Our ICMP intervals are 60, 90, 120 and 150 seconds (urgency 1 – 4) and SNMP polling of 5, 10, and 15 minutes (impact 1 – 3). Worst case scenario is that a node:
1) Responds to an ICMP request and then fails
2) Polling engine waits 150 seconds to poll again and misses (maybe)
3) Starts fast polling for 120 seconds (default)
4) Node responds on the last of the fast poll periods for a total of 270 seconds down.

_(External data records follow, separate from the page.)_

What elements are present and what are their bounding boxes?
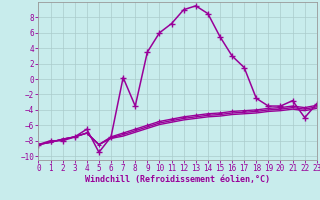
X-axis label: Windchill (Refroidissement éolien,°C): Windchill (Refroidissement éolien,°C) <box>85 175 270 184</box>
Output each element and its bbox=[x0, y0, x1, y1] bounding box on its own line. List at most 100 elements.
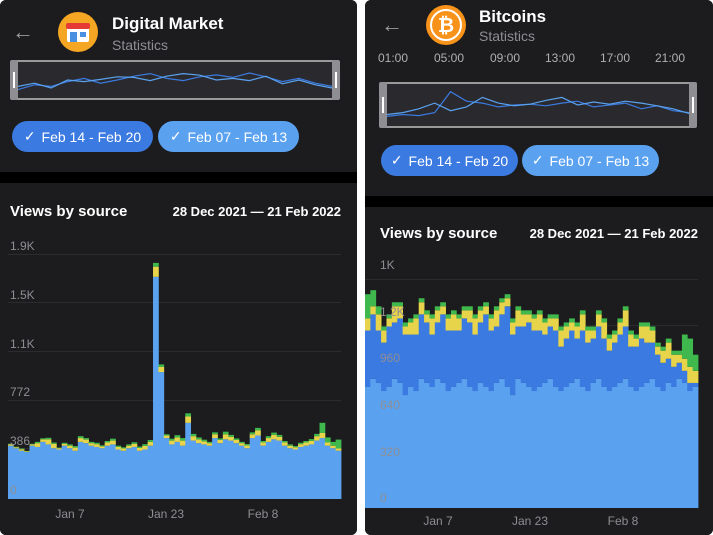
bar-segment bbox=[335, 439, 342, 449]
bar-segment bbox=[429, 318, 436, 335]
bar-segment bbox=[520, 314, 527, 327]
bar-segment bbox=[676, 378, 683, 508]
bar-segment bbox=[238, 443, 245, 446]
bar-segment bbox=[249, 434, 256, 439]
bar-segment bbox=[450, 386, 457, 508]
bar-segment bbox=[424, 310, 430, 315]
bar-segment bbox=[590, 338, 597, 383]
bar-segment bbox=[386, 326, 393, 387]
bar-segment bbox=[88, 445, 95, 499]
gridline bbox=[8, 302, 341, 303]
bar-segment bbox=[671, 386, 677, 508]
bar-segment bbox=[483, 302, 489, 307]
bar-segment bbox=[606, 338, 613, 351]
bar-segment bbox=[418, 314, 425, 379]
bar-segment bbox=[558, 326, 565, 331]
bar-segment bbox=[595, 314, 602, 327]
bar-segment bbox=[13, 448, 20, 499]
bar-segment bbox=[56, 447, 63, 449]
bar-segment bbox=[649, 378, 656, 508]
bar-segment bbox=[381, 330, 387, 343]
bar-segment bbox=[612, 386, 618, 508]
bar-segment bbox=[303, 442, 310, 446]
bar-segment bbox=[638, 386, 645, 508]
bar-segment bbox=[649, 330, 656, 343]
bar-segment bbox=[271, 434, 277, 440]
bar-segment bbox=[365, 294, 371, 319]
bar-segment bbox=[158, 366, 165, 373]
bar-segment bbox=[493, 382, 500, 508]
period-chip-current[interactable]: ✓ Feb 14 - Feb 20 bbox=[12, 121, 153, 152]
period-chip-previous[interactable]: ✓ Feb 07 - Feb 13 bbox=[158, 121, 299, 152]
time-tick-label: 01:00 bbox=[377, 51, 409, 65]
period-chip-previous[interactable]: ✓ Feb 07 - Feb 13 bbox=[522, 145, 659, 176]
bar-segment bbox=[319, 432, 326, 439]
bar-segment bbox=[655, 346, 661, 355]
chip-label: Feb 14 - Feb 20 bbox=[41, 128, 142, 145]
bar-segment bbox=[633, 346, 640, 392]
bar-segment bbox=[169, 440, 175, 445]
bar-segment bbox=[665, 342, 672, 359]
back-arrow-icon[interactable]: ← bbox=[12, 19, 34, 44]
bar-segment bbox=[477, 310, 484, 323]
bar-segment bbox=[324, 437, 331, 443]
bar-segment bbox=[520, 310, 527, 315]
bar-segment bbox=[104, 440, 111, 443]
bar-segment bbox=[504, 294, 511, 299]
bar-segment bbox=[445, 330, 452, 392]
bar-segment bbox=[163, 435, 170, 439]
bar-segment bbox=[131, 442, 138, 444]
bar-segment bbox=[136, 446, 143, 448]
range-handle-grip bbox=[335, 72, 337, 88]
bar-segment bbox=[34, 446, 41, 499]
bar-segment bbox=[212, 438, 218, 499]
bar-segment bbox=[67, 444, 73, 446]
bar-segment bbox=[574, 338, 581, 379]
bar-segment bbox=[574, 378, 581, 508]
bar-segment bbox=[110, 444, 116, 499]
checkmark-icon: ✓ bbox=[169, 128, 182, 144]
bar-segment bbox=[638, 322, 645, 327]
bar-segment bbox=[308, 440, 315, 445]
back-arrow-icon[interactable]: ← bbox=[381, 12, 403, 37]
time-tick-label: 21:00 bbox=[654, 51, 686, 65]
bar-segment bbox=[391, 322, 398, 379]
bar-segment bbox=[375, 382, 382, 508]
bar-segment bbox=[407, 322, 414, 335]
page-title: Digital Market bbox=[112, 14, 224, 33]
bar-segment bbox=[628, 334, 634, 347]
bar-segment bbox=[330, 445, 337, 449]
bar-segment bbox=[536, 314, 543, 331]
bar-segment bbox=[29, 444, 36, 446]
bar-segment bbox=[612, 330, 618, 335]
bar-segment bbox=[8, 445, 14, 499]
panel-bitcoins: ← ₿ Bitcoins Statistics 01:00 05:00 09:0… bbox=[365, 0, 713, 535]
bar-segment bbox=[222, 439, 229, 499]
bar-segment bbox=[424, 382, 430, 508]
bar-segment bbox=[8, 444, 14, 446]
bar-segment bbox=[104, 445, 111, 499]
x-tick-label: Feb 8 bbox=[607, 514, 639, 528]
y-tick-label: 960 bbox=[380, 351, 401, 365]
bar-segment bbox=[50, 443, 57, 449]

We had been alerting on node reboot, in addition to node down, but since node reboot is based on an SNMP service restart, every time we made a change to the SNMP daemon on a Linux box we got an erroneous node down notification. We noticed the problem on low priority switches that appeared to be rebooting between polling intervals and coming back up to a pingable state faster than the status interval + fast polling period
Any ideas?
I know that we could a) reduce the fast polling period or b) change the urgency of a node, but the later change will also change the nodes priority for escalation is isn't really an option. Just wondering if there are any alert configurations out there that capture for this scenario. Last reboot works, but I have to wait for the node to come back up before I alert -- and that could be a multi-minute delay.
Thanks,
Josh